The movie takes place in court, with Wilfred Lucas presiding, Edmund Breese as the prosecuting attorney, H.B. Warner as the defense attorney, and Dillaway as the defendant. As each defendant testifies, the events of the evening are shown in flashback. It's a nicely structured example of the courtroom detective story, but it has the same essential flaw that every example holds for me: an utter failure of the investigative process that has led to the trial. The script ameliorates this by offering some strong motivations for people to hide their actions, but it niggles me nonetheless.

Still and all, it was a pleasure to watch the old professionals at work under the direction of Richard Thorpe, a sure hand at getting good results on screen with not much in the way in budgets.

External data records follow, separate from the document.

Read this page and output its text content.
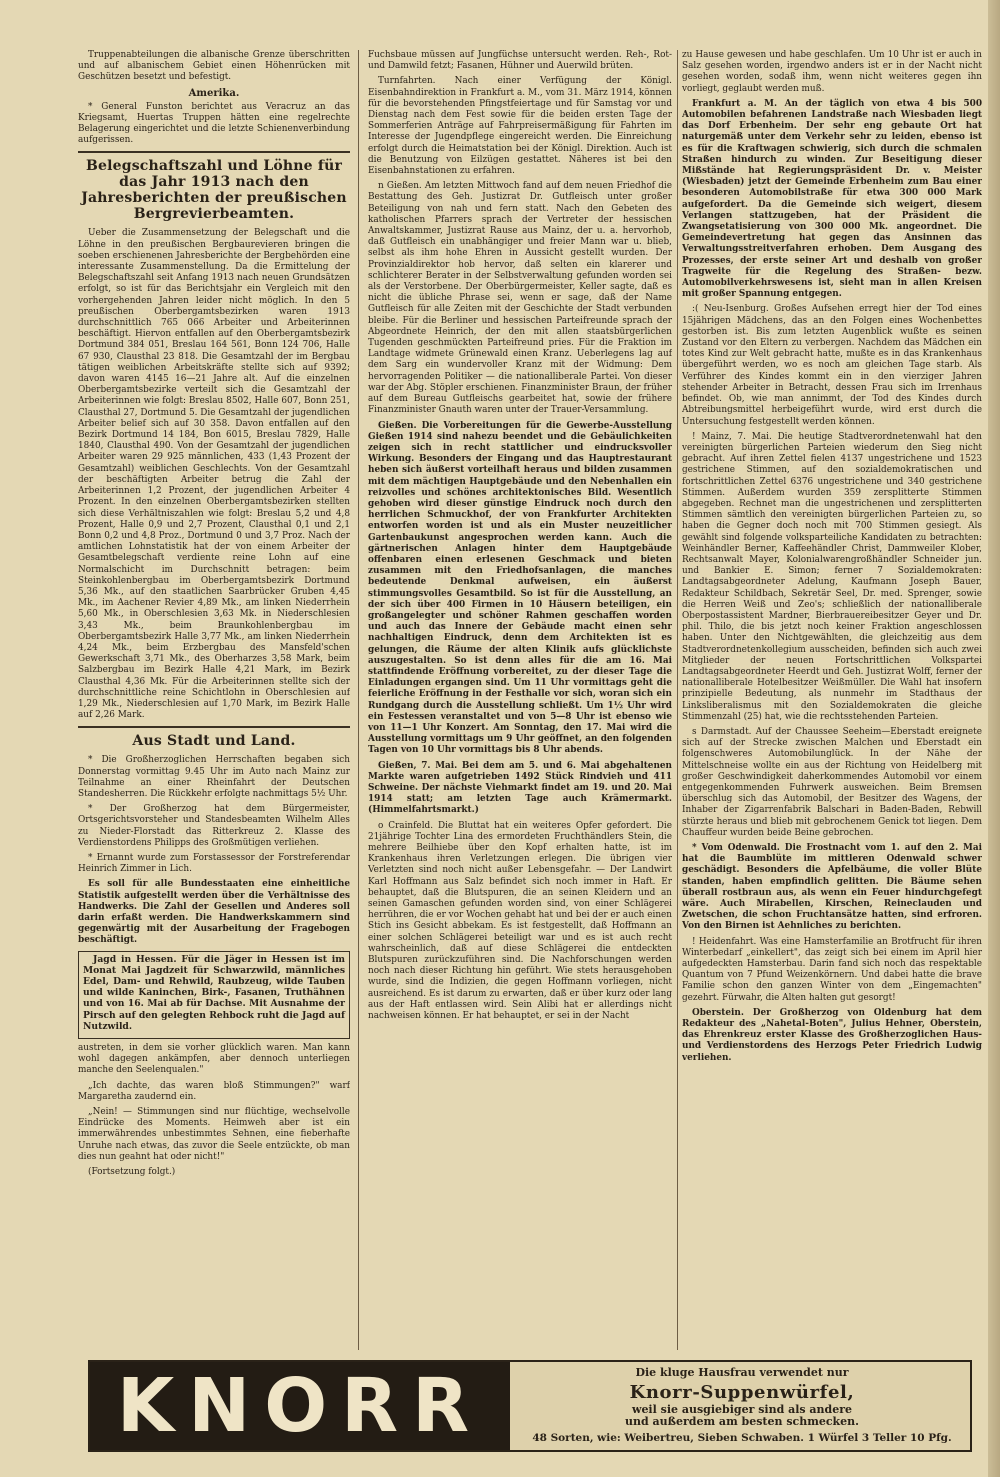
Truppenabteilungen die albanische Grenze überschritten und auf albanischem Gebiet einen Höhenrücken mit Geschützen besetzt und befestigt.

Amerika.

* General Funston berichtet aus Veracruz an das Kriegsamt, Huertas Truppen hätten eine regelrechte Belagerung eingerichtet und die letzte Schienenverbindung aufgerissen.

Belegschaftszahl und Löhne für das Jahr 1913 nach den Jahresberichten der preußischen Bergrevierbeamten.

Ueber die Zusammensetzung der Belegschaft und die Löhne in den preußischen Bergbaurevieren bringen die soeben erschienenen Jahresberichte der Bergbehörden eine interessante Zusammenstellung. Da die Ermittelung der Belegschaftszahl seit Anfang 1913 nach neuen Grundsätzen erfolgt, so ist für das Berichtsjahr ein Vergleich mit den vorhergehenden Jahren leider nicht möglich. In den 5 preußischen Oberbergamtsbezirken waren 1913 durchschnittlich 765 066 Arbeiter und Arbeiterinnen beschäftigt. Hiervon entfallen auf den Oberbergamtsbezirk Dortmund 384 051, Breslau 164 561, Bonn 124 706, Halle 67 930, Clausthal 23 818. Die Gesamtzahl der im Bergbau tätigen weiblichen Arbeitskräfte stellte sich auf 9392; davon waren 4145 16—21 Jahre alt. Auf die einzelnen Oberbergamtsbezirke verteilt sich die Gesamtzahl der Arbeiterinnen wie folgt: Breslau 8502, Halle 607, Bonn 251, Clausthal 27, Dortmund 5. Die Gesamtzahl der jugendlichen Arbeiter belief sich auf 30 358. Davon entfallen auf den Bezirk Dortmund 14 184, Bon 6015, Breslau 7829, Halle 1840, Clausthal 490. Von der Gesamtzahl der jugendlichen Arbeiter waren 29 925 männlichen, 433 (1,43 Prozent der Gesamtzahl) weiblichen Geschlechts. Von der Gesamtzahl der beschäftigten Arbeiter betrug die Zahl der Arbeiterinnen 1,2 Prozent, der jugendlichen Arbeiter 4 Prozent. In den einzelnen Oberbergamtsbezirken stellten sich diese Verhältniszahlen wie folgt: Breslau 5,2 und 4,8 Prozent, Halle 0,9 und 2,7 Prozent, Clausthal 0,1 und 2,1 Bonn 0,2 und 4,8 Proz., Dortmund 0 und 3,7 Proz. Nach der amtlichen Lohnstatistik hat der von einem Arbeiter der Gesamtbelegschaft verdiente reine Lohn auf eine Normalschicht im Durchschnitt betragen: beim Steinkohlenbergbau im Oberbergamtsbezirk Dortmund 5,36 Mk., auf den staatlichen Saarbrücker Gruben 4,45 Mk., im Aachener Revier 4,89 Mk., am linken Niederrhein 5,60 Mk., in Oberschlesien 3,63 Mk. in Niederschlesien 3,43 Mk., beim Braunkohlenbergbau im Oberbergamtsbezirk Halle 3,77 Mk., am linken Niederrhein 4,24 Mk., beim Erzbergbau des Mansfeld'schen Gewerkschaft 3,71 Mk., des Oberharzes 3,58 Mark, beim Salzbergbau im Bezirk Halle 4,21 Mark, im Bezirk Clausthal 4,36 Mk. Für die Arbeiterinnen stellte sich der durchschnittliche reine Schichtlohn in Oberschlesien auf 1,29 Mk., Niederschlesien auf 1,70 Mark, im Bezirk Halle auf 2,26 Mark.

Aus Stadt und Land.

* Die Großherzoglichen Herrschaften begaben sich Donnerstag vormittag 9.45 Uhr im Auto nach Mainz zur Teilnahme an einer Rheinfahrt der Deutschen Standesherren. Die Rückkehr erfolgte nachmittags 5½ Uhr.

* Der Großherzog hat dem Bürgermeister, Ortsgerichtsvorsteher und Standesbeamten Wilhelm Alles zu Nieder-Florstadt das Ritterkreuz 2. Klasse des Verdienstordens Philipps des Großmütigen verliehen.

* Ernannt wurde zum Forstassessor der Forstreferendar Heinrich Zimmer in Lich.

Es soll für alle Bundesstaaten eine einheitliche Statistik aufgestellt werden über die Verhältnisse des Handwerks. Die Zahl der Gesellen und Anderes soll darin erfaßt werden. Die Handwerkskammern sind gegenwärtig mit der Ausarbeitung der Fragebogen beschäftigt.

Jagd in Hessen. Für die Jäger in Hessen ist im Monat Mai Jagdzeit für Schwarzwild, männliches Edel, Dam- und Rehwild, Raubzeug, wilde Tauben und wilde Kaninchen, Birk-, Fasanen, Truthähnen und von 16. Mai ab für Dachse. Mit Ausnahme der Pirsch auf den gelegten Rehbock ruht die Jagd auf Nutzwild.

austreten, in dem sie vorher glücklich waren. Man kann wohl dagegen ankämpfen, aber dennoch unterliegen manche den Seelenqualen."

„Ich dachte, das waren bloß Stimmungen?" warf Margaretha zaudernd ein.

„Nein! — Stimmungen sind nur flüchtige, wechselvolle Eindrücke des Moments. Heimweh aber ist ein immerwährendes unbestimmtes Sehnen, eine fieberhafte Unruhe nach etwas, das zuvor die Seele entzückte, ob man dies nun geahnt hat oder nicht!"

(Fortsetzung folgt.)

Fuchsbaue müssen auf Jungfüchse untersucht werden. Reh-, Rot- und Damwild fetzt; Fasanen, Hühner und Auerwild brüten.

Turnfahrten. Nach einer Verfügung der Königl. Eisenbahndirektion in Frankfurt a. M., vom 31. März 1914, können für die bevorstehenden Pfingstfeiertage und für Samstag vor und Dienstag nach dem Fest sowie für die beiden ersten Tage der Sommerferien Anträge auf Fahrpreisermäßigung für Fahrten im Interesse der Jugendpflege eingereicht werden. Die Einreichung erfolgt durch die Heimatstation bei der Königl. Direktion. Auch ist die Benutzung von Eilzügen gestattet. Näheres ist bei den Eisenbahnstationen zu erfahren.

n Gießen. Am letzten Mittwoch fand auf dem neuen Friedhof die Bestattung des Geh. Justizrat Dr. Gutfleisch unter großer Beteiligung von nah und fern statt. Nach den Gebeten des katholischen Pfarrers sprach der Vertreter der hessischen Anwaltskammer, Justizrat Rause aus Mainz, der u. a. hervorhob, daß Gutfleisch ein unabhängiger und freier Mann war u. blieb, selbst als ihm hohe Ehren in Aussicht gestellt wurden. Der Provinzialdirektor hob hervor, daß selten ein klarerer und schlichterer Berater in der Selbstverwaltung gefunden worden sei als der Verstorbene. Der Oberbürgermeister, Keller sagte, daß es nicht die übliche Phrase sei, wenn er sage, daß der Name Gutfleisch für alle Zeiten mit der Geschichte der Stadt verbunden bleibe. Für die Berliner und hessischen Parteifreunde sprach der Abgeordnete Heinrich, der den mit allen staatsbürgerlichen Tugenden geschmückten Parteifreund pries. Für die Fraktion im Landtage widmete Grünewald einen Kranz. Ueberlegens lag auf dem Sarg ein wundervoller Kranz mit der Widmung: Dem hervorragenden Politiker — die nationalliberale Partei. Von dieser war der Abg. Stöpler erschienen. Finanzminister Braun, der früher auf dem Bureau Gutfleischs gearbeitet hat, sowie der frühere Finanzminister Gnauth waren unter der Trauer-Versammlung.

Gießen. Die Vorbereitungen für die Gewerbe-Ausstellung Gießen 1914 sind nahezu beendet und die Gebäulichkeiten zeigen sich in recht stattlicher und eindrucksvoller Wirkung. Besonders der Eingang und das Hauptrestaurant heben sich äußerst vorteilhaft heraus und bilden zusammen mit dem mächtigen Hauptgebäude und den Nebenhallen ein reizvolles und schönes architektonisches Bild. Wesentlich gehoben wird dieser günstige Eindruck noch durch den herrlichen Schmuckhof, der von Frankfurter Architekten entworfen worden ist und als ein Muster neuzeitlicher Gartenbaukunst angesprochen werden kann. Auch die gärtnerischen Anlagen hinter dem Hauptgebäude offenbaren einen erlesenen Geschmack und bieten zusammen mit den Friedhofsanlagen, die manches bedeutende Denkmal aufweisen, ein äußerst stimmungsvolles Gesamtbild. So ist für die Ausstellung, an der sich über 400 Firmen in 10 Häusern beteiligen, ein großangelegter und schöner Rahmen geschaffen worden und auch das Innere der Gebäude macht einen sehr nachhaltigen Eindruck, denn dem Architekten ist es gelungen, die Räume der alten Klinik aufs glücklichste auszugestalten. So ist denn alles für die am 16. Mai stattfindende Eröffnung vorbereitet, zu der dieser Tage die Einladungen ergangen sind. Um 11 Uhr vormittags geht die feierliche Eröffnung in der Festhalle vor sich, woran sich ein Rundgang durch die Ausstellung schließt. Um 1½ Uhr wird ein Festessen veranstaltet und von 5—8 Uhr ist ebenso wie von 11—1 Uhr Konzert. Am Sonntag, den 17. Mai wird die Ausstellung vormittags um 9 Uhr geöffnet, an den folgenden Tagen von 10 Uhr vormittags bis 8 Uhr abends.

Gießen, 7. Mai. Bei dem am 5. und 6. Mai abgehaltenen Markte waren aufgetrieben 1492 Stück Rindvieh und 411 Schweine. Der nächste Viehmarkt findet am 19. und 20. Mai 1914 statt; am letzten Tage auch Krämermarkt. (Himmelfahrtsmarkt.)

o Crainfeld. Die Bluttat hat ein weiteres Opfer gefordert. Die 21jährige Tochter Lina des ermordeten Fruchthändlers Stein, die mehrere Beilhiebe über den Kopf erhalten hatte, ist im Krankenhaus ihren Verletzungen erlegen. Die übrigen vier Verletzten sind noch nicht außer Lebensgefahr. — Der Landwirt Karl Hoffmann aus Salz befindet sich noch immer in Haft. Er behauptet, daß die Blutspuren, die an seinen Kleidern und an seinen Gamaschen gefunden worden sind, von einer Schlägerei herrühren, die er vor Wochen gehabt hat und bei der er auch einen Stich ins Gesicht abbekam. Es ist festgestellt, daß Hoffmann an einer solchen Schlägerei beteiligt war und es ist auch recht wahrscheinlich, daß auf diese Schlägerei die entdeckten Blutspuren zurückzuführen sind. Die Nachforschungen werden noch nach dieser Richtung hin geführt. Wie stets herausgehoben wurde, sind die Indizien, die gegen Hoffmann vorliegen, nicht ausreichend. Es ist darum zu erwarten, daß er über kurz oder lang aus der Haft entlassen wird. Sein Alibi hat er allerdings nicht nachweisen können. Er hat behauptet, er sei in der Nacht

zu Hause gewesen und habe geschlafen. Um 10 Uhr ist er auch in Salz gesehen worden, irgendwo anders ist er in der Nacht nicht gesehen worden, sodaß ihm, wenn nicht weiteres gegen ihn vorliegt, geglaubt werden muß.

Frankfurt a. M. An der täglich von etwa 4 bis 500 Automobilen befahrenen Landstraße nach Wiesbaden liegt das Dorf Erbenheim. Der sehr eng gebaute Ort hat naturgemäß unter dem Verkehr sehr zu leiden, ebenso ist es für die Kraftwagen schwierig, sich durch die schmalen Straßen hindurch zu winden. Zur Beseitigung dieser Mißstände hat Regierungspräsident Dr. v. Meister (Wiesbaden) jetzt der Gemeinde Erbenheim zum Bau einer besonderen Automobilstraße für etwa 300 000 Mark aufgefordert. Da die Gemeinde sich weigert, diesem Verlangen stattzugeben, hat der Präsident die Zwangsetatisierung von 300 000 Mk. angeordnet. Die Gemeindevertretung hat gegen das Ansinnen das Verwaltungsstreitverfahren erhoben. Dem Ausgang des Prozesses, der erste seiner Art und deshalb von großer Tragweite für die Regelung des Straßen- bezw. Automobilverkehrswesens ist, sieht man in allen Kreisen mit großer Spannung entgegen.

:( Neu-Isenburg. Großes Aufsehen erregt hier der Tod eines 15jährigen Mädchens, das an den Folgen eines Wochenbettes gestorben ist. Bis zum letzten Augenblick wußte es seinen Zustand vor den Eltern zu verbergen. Nachdem das Mädchen ein totes Kind zur Welt gebracht hatte, mußte es in das Krankenhaus übergeführt werden, wo es noch am gleichen Tage starb. Als Verführer des Kindes kommt ein in den vierziger Jahren stehender Arbeiter in Betracht, dessen Frau sich im Irrenhaus befindet. Ob, wie man annimmt, der Tod des Kindes durch Abtreibungsmittel herbeigeführt wurde, wird erst durch die Untersuchung festgestellt werden können.

! Mainz, 7. Mai. Die heutige Stadtverordnetenwahl hat den vereinigten bürgerlichen Parteien wiederum den Sieg nicht gebracht. Auf ihren Zettel fielen 4137 ungestrichene und 1523 gestrichene Stimmen, auf den sozialdemokratischen und fortschrittlichen Zettel 6376 ungestrichene und 340 gestrichene Stimmen. Außerdem wurden 359 zersplitterte Stimmen abgegeben. Rechnet man die ungestrichenen und zersplitterten Stimmen sämtlich den vereinigten bürgerlichen Parteien zu, so haben die Gegner doch noch mit 700 Stimmen gesiegt. Als gewählt sind folgende volksparteiliche Kandidaten zu betrachten: Weinhändler Berner, Kaffeehändler Christ, Dammweiler Klober, Rechtsanwalt Mayer, Kolonialwarengroßhändler Schneider jun. und Bankier E. Simon; ferner 7 Sozialdemokraten: Landtagsabgeordneter Adelung, Kaufmann Joseph Bauer, Redakteur Schildbach, Sekretär Seel, Dr. med. Sprenger, sowie die Herren Weiß und Zeo's; schließlich der nationalliberale Oberpostassistent Mardner, Bierbrauereibesitzer Geyer und Dr. phil. Thilo, die bis jetzt noch keiner Fraktion angeschlossen haben. Unter den Nichtgewählten, die gleichzeitig aus dem Stadtverordnetenkollegium ausscheiden, befinden sich auch zwei Mitglieder der neuen Fortschrittlichen Volkspartei Landtagsabgeordneter Heerdt und Geh. Justizrat Wolff, ferner der nationalliberale Hotelbesitzer Weißmüller. Die Wahl hat insofern prinzipielle Bedeutung, als nunmehr im Stadthaus der Linksliberalismus mit den Sozialdemokraten die gleiche Stimmenzahl (25) hat, wie die rechtsstehenden Parteien.

s Darmstadt. Auf der Chaussee Seeheim—Eberstadt ereignete sich auf der Strecke zwischen Malchen und Eberstadt ein folgenschweres Automobilunglück. In der Nähe der Mittelschneise wollte ein aus der Richtung von Heidelberg mit großer Geschwindigkeit daherkommendes Automobil vor einem entgegenkommenden Fuhrwerk ausweichen. Beim Bremsen überschlug sich das Automobil, der Besitzer des Wagens, der Inhaber der Zigarrenfabrik Balschari in Baden-Baden, Rebwill stürzte heraus und blieb mit gebrochenem Genick tot liegen. Dem Chauffeur wurden beide Beine gebrochen.

* Vom Odenwald. Die Frostnacht vom 1. auf den 2. Mai hat die Baumblüte im mittleren Odenwald schwer geschädigt. Besonders die Apfelbäume, die voller Blüte standen, haben empfindlich gelitten. Die Bäume sehen überall rostbraun aus, als wenn ein Feuer hindurchgefegt wäre. Auch Mirabellen, Kirschen, Reineclauden und Zwetschen, die schon Fruchtansätze hatten, sind erfroren. Von den Birnen ist Aehnliches zu berichten.

! Heidenfahrt. Was eine Hamsterfamilie an Brotfrucht für ihren Winterbedarf „einkellert", das zeigt sich bei einem im April hier aufgedeckten Hamsterbau. Darin fand sich noch das respektable Quantum von 7 Pfund Weizenkörnern. Und dabei hatte die brave Familie schon den ganzen Winter von dem „Eingemachten" gezehrt. Fürwahr, die Alten halten gut gesorgt!

Oberstein. Der Großherzog von Oldenburg hat dem Redakteur des „Nahetal-Boten", Julius Hehner, Oberstein, das Ehrenkreuz erster Klasse des Großherzoglichen Haus- und Verdienstordens des Herzogs Peter Friedrich Ludwig verliehen.

KNORR	Die kluge Hausfrau verwendet nur
Knorr-Suppenwürfel,
weil sie ausgiebiger sind als andere
und außerdem am besten schmecken.
48 Sorten, wie: Weibertreu, Sieben Schwaben. 1 Würfel 3 Teller 10 Pfg.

Within a couple of years he would go to Metro-Goldwyn-Mayer where he would gradually work his way up through programmers into the big time, still coming in on budget for good results. In an era when hundreds of millions of dollars are tossed around by directors who have had one or two independent successes -- the modern-day equivalent of the Poverty-Row studios where Thorpe had toiled for nine years when he directed this movie -- it's a virtue worth noting.